Umutsuzca yere bakan kocanıza baktıktan sonra çalışanlarınıza dönüp
+ Üç gün sonra çalışmaya devam ediceksiniz
Halka ilişkiler müdürü: Nasıl yani efendim?
+ Size üç günlük bi tatil veriyorum.
Bunu duymasıyla Jimin size içten bir gülümseme sundu. Artık eski gülümsemesi geri gelmişti
Asistanınız: Tatil mi?
+ Evet üç günlük tatil. Yani bu günü saymayın. Yani Perşembe, Cuma, Cumartesi. Pazar günü zaten tatil o yüzden yarından itibaren iş yok. Ama bugün toplantımızı yapıcaz ondan sonrasını biliyosunuz.

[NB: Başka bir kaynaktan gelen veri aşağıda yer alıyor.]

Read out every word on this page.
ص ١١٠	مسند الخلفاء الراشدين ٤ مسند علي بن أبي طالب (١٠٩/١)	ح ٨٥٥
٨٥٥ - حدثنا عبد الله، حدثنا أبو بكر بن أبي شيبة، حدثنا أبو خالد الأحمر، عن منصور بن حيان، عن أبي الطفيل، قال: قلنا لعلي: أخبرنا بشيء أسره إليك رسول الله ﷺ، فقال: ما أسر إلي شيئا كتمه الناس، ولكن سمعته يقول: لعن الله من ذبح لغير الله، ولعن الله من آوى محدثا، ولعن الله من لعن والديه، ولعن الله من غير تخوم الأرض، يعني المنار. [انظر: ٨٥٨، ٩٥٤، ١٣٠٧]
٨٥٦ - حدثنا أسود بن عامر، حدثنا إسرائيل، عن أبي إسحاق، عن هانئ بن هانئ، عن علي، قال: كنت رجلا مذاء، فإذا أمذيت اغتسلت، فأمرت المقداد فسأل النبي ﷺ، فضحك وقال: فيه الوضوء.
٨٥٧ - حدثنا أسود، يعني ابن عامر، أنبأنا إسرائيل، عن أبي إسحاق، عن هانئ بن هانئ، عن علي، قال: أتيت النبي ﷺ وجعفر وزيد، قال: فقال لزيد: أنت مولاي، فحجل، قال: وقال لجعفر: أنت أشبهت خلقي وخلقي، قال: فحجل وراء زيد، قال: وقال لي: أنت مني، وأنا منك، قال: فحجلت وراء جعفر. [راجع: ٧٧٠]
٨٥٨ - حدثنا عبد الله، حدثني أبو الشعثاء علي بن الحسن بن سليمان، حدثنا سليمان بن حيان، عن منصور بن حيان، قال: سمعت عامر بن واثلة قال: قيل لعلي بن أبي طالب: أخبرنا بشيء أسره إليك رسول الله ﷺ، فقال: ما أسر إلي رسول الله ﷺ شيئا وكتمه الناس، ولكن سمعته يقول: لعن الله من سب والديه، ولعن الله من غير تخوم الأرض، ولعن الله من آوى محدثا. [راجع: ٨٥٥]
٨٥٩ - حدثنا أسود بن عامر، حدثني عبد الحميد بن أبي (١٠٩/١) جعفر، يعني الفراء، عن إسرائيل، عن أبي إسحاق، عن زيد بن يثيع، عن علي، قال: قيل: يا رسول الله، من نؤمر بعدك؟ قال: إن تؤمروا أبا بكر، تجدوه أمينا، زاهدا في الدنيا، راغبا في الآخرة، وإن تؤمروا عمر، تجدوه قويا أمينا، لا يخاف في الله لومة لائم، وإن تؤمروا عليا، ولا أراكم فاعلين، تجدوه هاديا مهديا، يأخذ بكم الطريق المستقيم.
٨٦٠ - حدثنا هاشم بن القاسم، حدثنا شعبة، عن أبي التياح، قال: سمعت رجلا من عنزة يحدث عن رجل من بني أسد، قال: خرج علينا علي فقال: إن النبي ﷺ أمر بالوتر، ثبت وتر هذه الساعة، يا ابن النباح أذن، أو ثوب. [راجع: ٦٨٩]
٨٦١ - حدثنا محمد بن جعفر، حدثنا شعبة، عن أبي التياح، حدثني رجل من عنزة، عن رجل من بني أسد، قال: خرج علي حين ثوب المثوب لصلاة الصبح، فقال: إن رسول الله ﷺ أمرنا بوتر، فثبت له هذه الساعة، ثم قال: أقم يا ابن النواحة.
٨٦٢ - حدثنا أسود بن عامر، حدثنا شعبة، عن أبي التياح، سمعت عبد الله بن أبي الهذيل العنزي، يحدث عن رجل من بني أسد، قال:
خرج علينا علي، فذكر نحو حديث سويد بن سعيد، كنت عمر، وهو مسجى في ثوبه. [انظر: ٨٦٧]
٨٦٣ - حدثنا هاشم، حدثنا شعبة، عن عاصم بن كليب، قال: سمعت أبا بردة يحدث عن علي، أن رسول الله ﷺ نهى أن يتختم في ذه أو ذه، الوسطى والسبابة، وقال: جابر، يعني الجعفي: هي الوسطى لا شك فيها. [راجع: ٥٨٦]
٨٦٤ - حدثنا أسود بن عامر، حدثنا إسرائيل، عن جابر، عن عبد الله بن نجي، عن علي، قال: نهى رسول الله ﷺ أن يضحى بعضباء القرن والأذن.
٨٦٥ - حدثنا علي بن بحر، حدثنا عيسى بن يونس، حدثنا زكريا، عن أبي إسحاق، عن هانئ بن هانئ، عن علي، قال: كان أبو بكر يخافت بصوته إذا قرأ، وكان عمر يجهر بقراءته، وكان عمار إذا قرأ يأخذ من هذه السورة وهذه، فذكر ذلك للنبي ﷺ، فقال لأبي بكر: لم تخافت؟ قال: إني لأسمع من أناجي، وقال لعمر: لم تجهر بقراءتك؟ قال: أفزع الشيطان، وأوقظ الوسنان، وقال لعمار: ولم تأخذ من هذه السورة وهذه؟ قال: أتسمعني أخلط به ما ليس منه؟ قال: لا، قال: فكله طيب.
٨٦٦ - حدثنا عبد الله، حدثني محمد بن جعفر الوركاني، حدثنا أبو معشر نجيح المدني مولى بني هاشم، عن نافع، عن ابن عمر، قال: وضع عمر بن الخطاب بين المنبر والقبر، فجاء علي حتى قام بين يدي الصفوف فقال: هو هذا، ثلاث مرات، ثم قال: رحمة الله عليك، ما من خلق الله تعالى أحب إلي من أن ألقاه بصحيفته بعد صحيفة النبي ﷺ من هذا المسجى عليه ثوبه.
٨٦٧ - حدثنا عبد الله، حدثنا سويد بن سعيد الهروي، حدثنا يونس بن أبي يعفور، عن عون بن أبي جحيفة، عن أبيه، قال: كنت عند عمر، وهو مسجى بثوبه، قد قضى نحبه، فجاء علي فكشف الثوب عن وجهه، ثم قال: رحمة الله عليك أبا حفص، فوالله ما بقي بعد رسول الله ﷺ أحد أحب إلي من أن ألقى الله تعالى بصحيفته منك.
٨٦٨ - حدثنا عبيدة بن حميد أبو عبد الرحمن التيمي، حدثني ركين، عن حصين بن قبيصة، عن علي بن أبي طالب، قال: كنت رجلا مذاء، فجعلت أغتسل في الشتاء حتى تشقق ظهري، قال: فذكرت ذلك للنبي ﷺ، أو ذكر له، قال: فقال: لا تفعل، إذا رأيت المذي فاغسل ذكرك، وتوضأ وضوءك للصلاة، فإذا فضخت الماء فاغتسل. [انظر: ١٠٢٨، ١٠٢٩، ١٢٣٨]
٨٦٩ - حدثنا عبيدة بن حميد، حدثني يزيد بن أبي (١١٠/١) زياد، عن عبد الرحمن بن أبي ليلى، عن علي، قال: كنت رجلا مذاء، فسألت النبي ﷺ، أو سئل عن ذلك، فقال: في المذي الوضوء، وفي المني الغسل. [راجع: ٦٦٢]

Çalışanlarınızın yüzü gülüyordu. Hepsi içeri girdikten sonra Jimin size sıkıca sarıldı.
- İşte benim sevgilim. Sana da bu yakışır.
+ Aynen öyle
- Bu üç gün boyunca hiçbir şey yapmıyosun tamam mı
+ Tamam. Sen niye bu kadar tatlısın?
- Ben tatlı değilim sexyim
+ Yaa
- Unuttun herhalde Sevgilim. Bu halime dayanamadığında üstüme atlayan sendin. en sonunda da hamile kalmıştın hatırlatırım. 
+ Tamam açma şimdi bu konuyu.
- Neyse Bi tane öpeyim mi?
+ Herkesin ortasında
- Sahnede öptüğümde utanmadın şimdi mi utanıyorsun
+ Ama onlar senin fanların. Bunlar ise benim çalışanlarım ve benim bir disiplinim var
- Hadi ama ya küçük bi öpücük. Öpeyim öpeyim. Öpeyim bence.
+ E hadi öp bakalım
Dedi ve size küçük bi öpücük kondurdu.
Kadın çalışanlar: Aaahh.
İkiniz onlara döndünüz. Hepsi size bakıp sırıtıyodu.
- Siz bizi mi izliyosunuz?
Hepsi başını salladı.
+ Bana bakın çabuk bahçeye çıkın Yoksa o üç günlük tatili unutun!
Dedikten sonra çalışanlarınız bahçeye koşarak çıktı. Sizde arkalarından.
+ Bak bak bak. Ne kadar meraklılarmış tatile.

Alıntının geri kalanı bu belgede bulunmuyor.